Hacker News new | ask | show | jobs
by olau 1730 days ago
> The problem here isn’t that the language has GC, it’s that memory usage was just not considered.

While I agree with the gist of what you're saying, I do think runtimes based on the we'll-clean-it-up-some-day GC paradigm makes it more important to consider memory allocation than less laissez-faire paradigms (like RAII or reference counting), contrary to how it's presented in the glamorous brochures.

2 comments

Put it this way: Each of the things mentioned in that post were errors that could just as easily have been made in Rust, and Rust would not necessarily have helped avoid. At best you can make a case for the errors being more explicit, but in my personal experience even that would be weak.

The last error in particular, using byte buffers instead of a streaming abstraction, is pervasive in programming. I don't know if Rust is necessarily any worse than Go's library environment for dealing with that problem but I doubt it's any better. By having io.Reader in the standard library from the beginning (and not because of any other particular virtue of the language, IMHO) it has had one of the best ecosystems for dealing with streams without having to manifest them as full bytes around [1].
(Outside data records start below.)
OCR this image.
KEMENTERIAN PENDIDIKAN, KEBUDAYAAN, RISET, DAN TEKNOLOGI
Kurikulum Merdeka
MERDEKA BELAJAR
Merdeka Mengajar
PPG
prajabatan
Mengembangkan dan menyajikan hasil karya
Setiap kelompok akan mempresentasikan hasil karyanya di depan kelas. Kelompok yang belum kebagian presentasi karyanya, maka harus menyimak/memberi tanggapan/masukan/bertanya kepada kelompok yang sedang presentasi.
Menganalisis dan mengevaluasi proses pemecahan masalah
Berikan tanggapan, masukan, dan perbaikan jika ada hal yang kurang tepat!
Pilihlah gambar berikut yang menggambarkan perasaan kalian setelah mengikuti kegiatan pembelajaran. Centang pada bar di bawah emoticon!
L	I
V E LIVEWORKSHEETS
It amounts to, the root problem is that they didn't have the problem they thought they have. Rust will blow the socks off the competition w.r.t. memory efficiency of lots of small objects, which is why it's so solid in the browser space. But that's not the problem they were having. Go's just fine where they seem to have ultimately ended up, stream processing things with transient per-object processing. Even if you do some allocation in the processing, the GC ends up not being a big deal because the runs end up scanning over not much memory not all that frequently. This is why Go is so popular in network servers. Could Rust do better? Yes. Absolutely, beyond a shadow of a doubt. But not enough to matter, in a lot of cases.

[1]: An expansion on that thought if you like: https://news.ycombinator.com/item?id=28368080

I think the Rust and Go stories with buffers vs. readers is pretty comparable. They both have good support for readers, and to-good support for reading whole messages into slices or Vec<u8>'s.
Good to hear. I hope it's something all new languages have going forward, because like I mentioned in my extended post it's almost all about setting the tone correctly early in the standard library & culture, rather than any sort of "language feature" Go had.
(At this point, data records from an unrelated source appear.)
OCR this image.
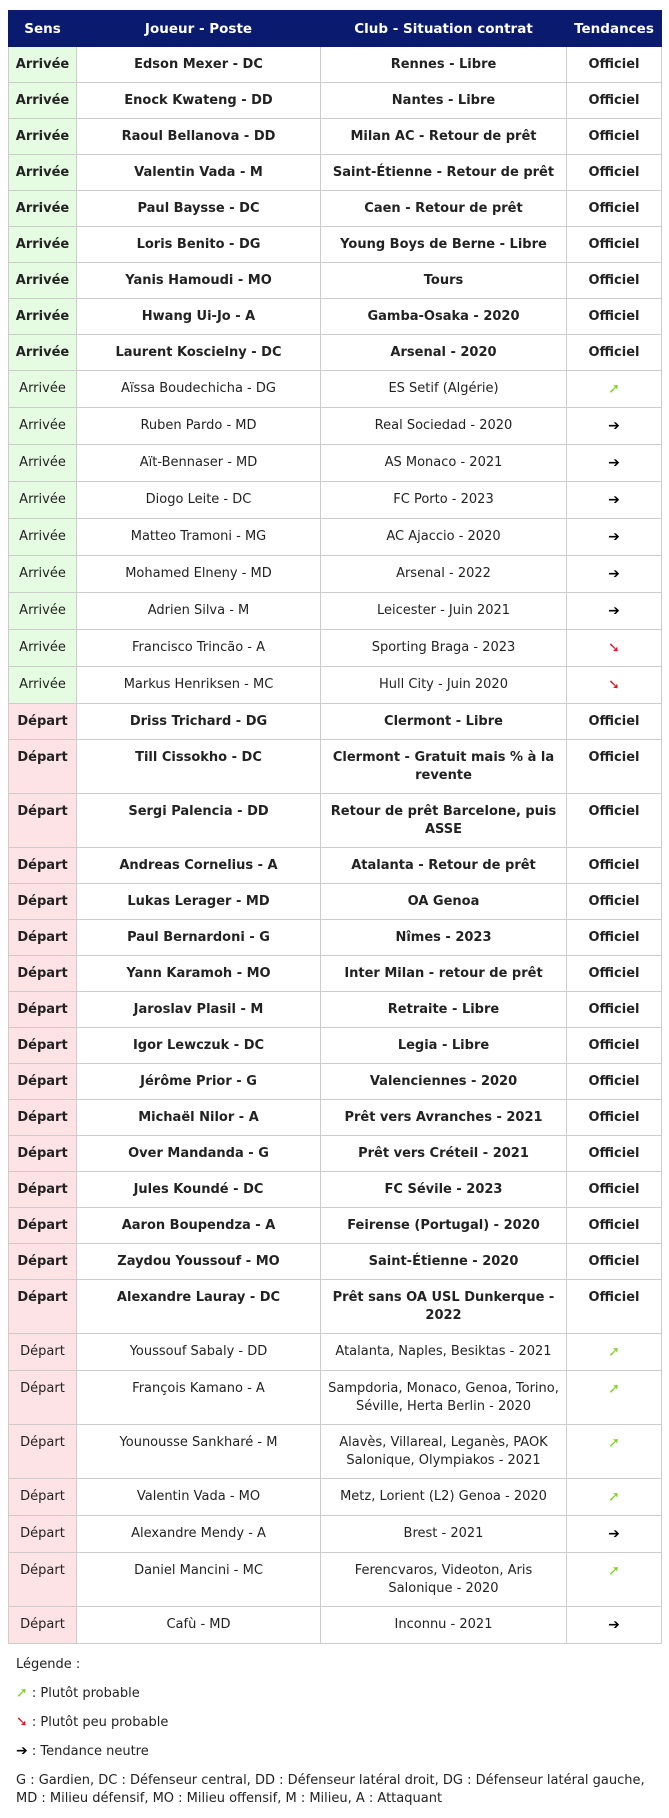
Sens	Joueur - Poste	Club - Situation contrat	Tendances
Arrivée	Edson Mexer - DC	Rennes - Libre	Officiel
Arrivée	Enock Kwateng - DD	Nantes - Libre	Officiel
Arrivée	Raoul Bellanova - DD	Milan AC - Retour de prêt	Officiel
Arrivée	Valentin Vada - M	Saint-Étienne - Retour de prêt	Officiel
Arrivée	Paul Baysse - DC	Caen - Retour de prêt	Officiel
Arrivée	Loris Benito - DG	Young Boys de Berne - Libre	Officiel
Arrivée	Yanis Hamoudi - MO	Tours	Officiel
Arrivée	Hwang Ui-Jo - A	Gamba-Osaka - 2020	Officiel
Arrivée	Laurent Koscielny - DC	Arsenal - 2020	Officiel
Arrivée	Aïssa Boudechicha - DG	ES Setif (Algérie)	➚
Arrivée	Ruben Pardo - MD	Real Sociedad - 2020	➔
Arrivée	Aït-Bennaser - MD	AS Monaco - 2021	➔
Arrivée	Diogo Leite - DC	FC Porto - 2023	➔
Arrivée	Matteo Tramoni - MG	AC Ajaccio - 2020	➔
Arrivée	Mohamed Elneny - MD	Arsenal - 2022	➔
Arrivée	Adrien Silva - M	Leicester - Juin 2021	➔
Arrivée	Francisco Trincão - A	Sporting Braga - 2023	➘
Arrivée	Markus Henriksen - MC	Hull City - Juin 2020	➘
Départ	Driss Trichard - DG	Clermont - Libre	Officiel
Départ	Till Cissokho - DC	Clermont - Gratuit mais % à la revente	Officiel
Départ	Sergi Palencia - DD	Retour de prêt Barcelone, puis ASSE	Officiel
Départ	Andreas Cornelius - A	Atalanta - Retour de prêt	Officiel
Départ	Lukas Lerager - MD	OA Genoa	Officiel
Départ	Paul Bernardoni - G	Nîmes - 2023	Officiel
Départ	Yann Karamoh - MO	Inter Milan - retour de prêt	Officiel
Départ	Jaroslav Plasil - M	Retraite - Libre	Officiel
Départ	Igor Lewczuk - DC	Legia - Libre	Officiel
Départ	Jérôme Prior - G	Valenciennes - 2020	Officiel
Départ	Michaël Nilor - A	Prêt vers Avranches - 2021	Officiel
Départ	Over Mandanda - G	Prêt vers Créteil - 2021	Officiel
Départ	Jules Koundé - DC	FC Sévile - 2023	Officiel
Départ	Aaron Boupendza - A	Feirense (Portugal) - 2020	Officiel
Départ	Zaydou Youssouf - MO	Saint-Étienne - 2020	Officiel
Départ	Alexandre Lauray - DC	Prêt sans OA USL Dunkerque - 2022	Officiel
Départ	Youssouf Sabaly - DD	Atalanta, Naples, Besiktas - 2021	➚
Départ	François Kamano - A	Sampdoria, Monaco, Genoa, Torino, Séville, Herta Berlin - 2020	➚
Départ	Younousse Sankharé - M	Alavès, Villareal, Leganès, PAOK Salonique, Olympiakos - 2021	➚
Départ	Valentin Vada - MO	Metz, Lorient (L2) Genoa - 2020	➚
Départ	Alexandre Mendy - A	Brest - 2021	➔
Départ	Daniel Mancini - MC	Ferencvaros, Videoton, Aris Salonique - 2020	➚
Départ	Cafù - MD	Inconnu - 2021	➔

Légende :

➚ : Plutôt probable

➘ : Plutôt peu probable

➔ : Tendance neutre

G : Gardien, DC : Défenseur central, DD : Défenseur latéral droit, DG : Défenseur latéral gauche, MD : Milieu défensif, MO : Milieu offensif, M : Milieu, A : Attaquant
As mostly-a-network engineer it's a major pet peeve of mine when I have to step back into some environment where everything works with strings. I can just feel the memory screaming.

You mean just like XML-RPC and JSON-RPC (sorry REST), work?

Because the best way to contribute to global warming is to waste CPU cycles serializing and deserializing data structures into XML and JSON, and parsing them as well.

More importantly, GC'ed languages tend to use at least 2x the memory of un-GC'ed languages and have to deal with the consequences of GC-induced pauses and generally inferior native code interop. Whether that matters to you or not depends on your application. No one is going to use a GC'ed language in the Linux Kernel, but practically 100% of backend applications are written in GC'ed languages because the productivity benefits are of automatic memory management are massive.
I’m not really sure if that 2x figure is accurate. I’ve seen charts on both sides of this and a lot here depends on your programming language and the things it can optimize: with Linear/Affine types, I’m fairly sure Haskell could, in theory, eliminate GC deterministically from the critical sections of your code-base without forcing you to adopt manual memory management universally.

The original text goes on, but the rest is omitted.